The data are then separated using the relative as compared with absolute price changes. This separation is applied to the static model of Yang and Hu (1984) on a more recent data set. However, the static model only has a long-run interpretation. Based on the estimation results, the demand curve seems well defined, while it is less easy to interpret the second relation as a supply equation. A more recent approach to demand has also been used to define this equation and compared with a new supply equation, but this worked less well than the model of Yang and Hu (1984). Another interpretation of the supply equations is that the long-run supply function is flat implying firms set price as a mark-up of their cost.
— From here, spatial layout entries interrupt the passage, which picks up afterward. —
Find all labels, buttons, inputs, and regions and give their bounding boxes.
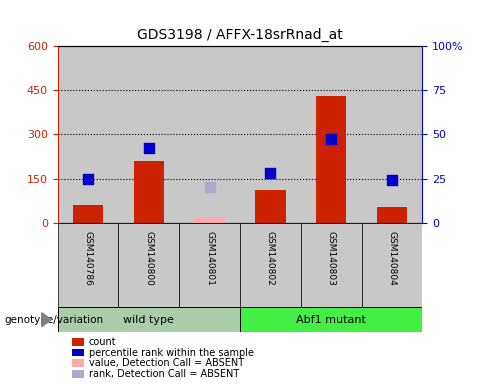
Text: GSM140802: GSM140802 bbox=[266, 231, 275, 286]
Bar bbox=[361, 46, 422, 223]
Point bbox=[266, 170, 274, 176]
Text: GSM140803: GSM140803 bbox=[327, 231, 336, 286]
Point bbox=[84, 175, 92, 182]
Bar bbox=[58, 307, 240, 332]
Bar bbox=[301, 223, 361, 307]
Point bbox=[206, 184, 214, 190]
Point bbox=[327, 136, 335, 142]
Bar bbox=[179, 223, 240, 307]
Bar bbox=[240, 46, 301, 223]
Text: GSM140804: GSM140804 bbox=[387, 231, 396, 286]
Bar bbox=[194, 217, 225, 223]
Bar bbox=[316, 96, 347, 223]
Bar bbox=[119, 223, 179, 307]
Title: GDS3198 / AFFX-18srRnad_at: GDS3198 / AFFX-18srRnad_at bbox=[137, 28, 343, 42]
Text: genotype/variation: genotype/variation bbox=[5, 314, 104, 325]
Bar bbox=[73, 205, 103, 223]
Text: GSM140800: GSM140800 bbox=[144, 231, 153, 286]
Bar bbox=[361, 223, 422, 307]
Bar bbox=[255, 190, 286, 223]
Text: value, Detection Call = ABSENT: value, Detection Call = ABSENT bbox=[89, 358, 244, 368]
Point bbox=[388, 177, 396, 183]
Bar bbox=[133, 161, 164, 223]
Text: percentile rank within the sample: percentile rank within the sample bbox=[89, 348, 254, 358]
Bar bbox=[179, 46, 240, 223]
Point bbox=[145, 144, 153, 151]
Text: count: count bbox=[89, 337, 117, 347]
Bar bbox=[119, 46, 179, 223]
Bar bbox=[58, 223, 119, 307]
Text: wild type: wild type bbox=[123, 314, 174, 325]
Text: Abf1 mutant: Abf1 mutant bbox=[296, 314, 366, 325]
Bar bbox=[377, 207, 407, 223]
Bar bbox=[240, 223, 301, 307]
Text: GSM140786: GSM140786 bbox=[84, 231, 93, 286]
Text: rank, Detection Call = ABSENT: rank, Detection Call = ABSENT bbox=[89, 369, 239, 379]
Bar bbox=[301, 46, 361, 223]
Text: GSM140801: GSM140801 bbox=[205, 231, 214, 286]
Bar bbox=[240, 307, 422, 332]
Bar bbox=[58, 46, 119, 223]
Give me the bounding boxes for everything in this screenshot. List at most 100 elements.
The final analysis relates to a dynamic model for real gasoline prices in the USA from 1993 to 2012. This approach is based on an error correction model where the adjustment coefficients switch between regimes. Disequilibrium is captured by the correction, but this may be unstable or relate to a further equilibrium. Estimation of the Markov Switching ECM indicates that deviations from long-run equilibrium have an effect on gasoline price dynamics. Also the result signifies that regular gasoline costs (insurance and freight), gas retail real price, residual fuel oil price, and distillate fuel oil price significantly affect the relative real gasoline price in the market. More specifically it demonstrates that there are two different regimes of Supply and Demand in the US gasoline market indicating that the market collusion may be less concern of this market in the USA.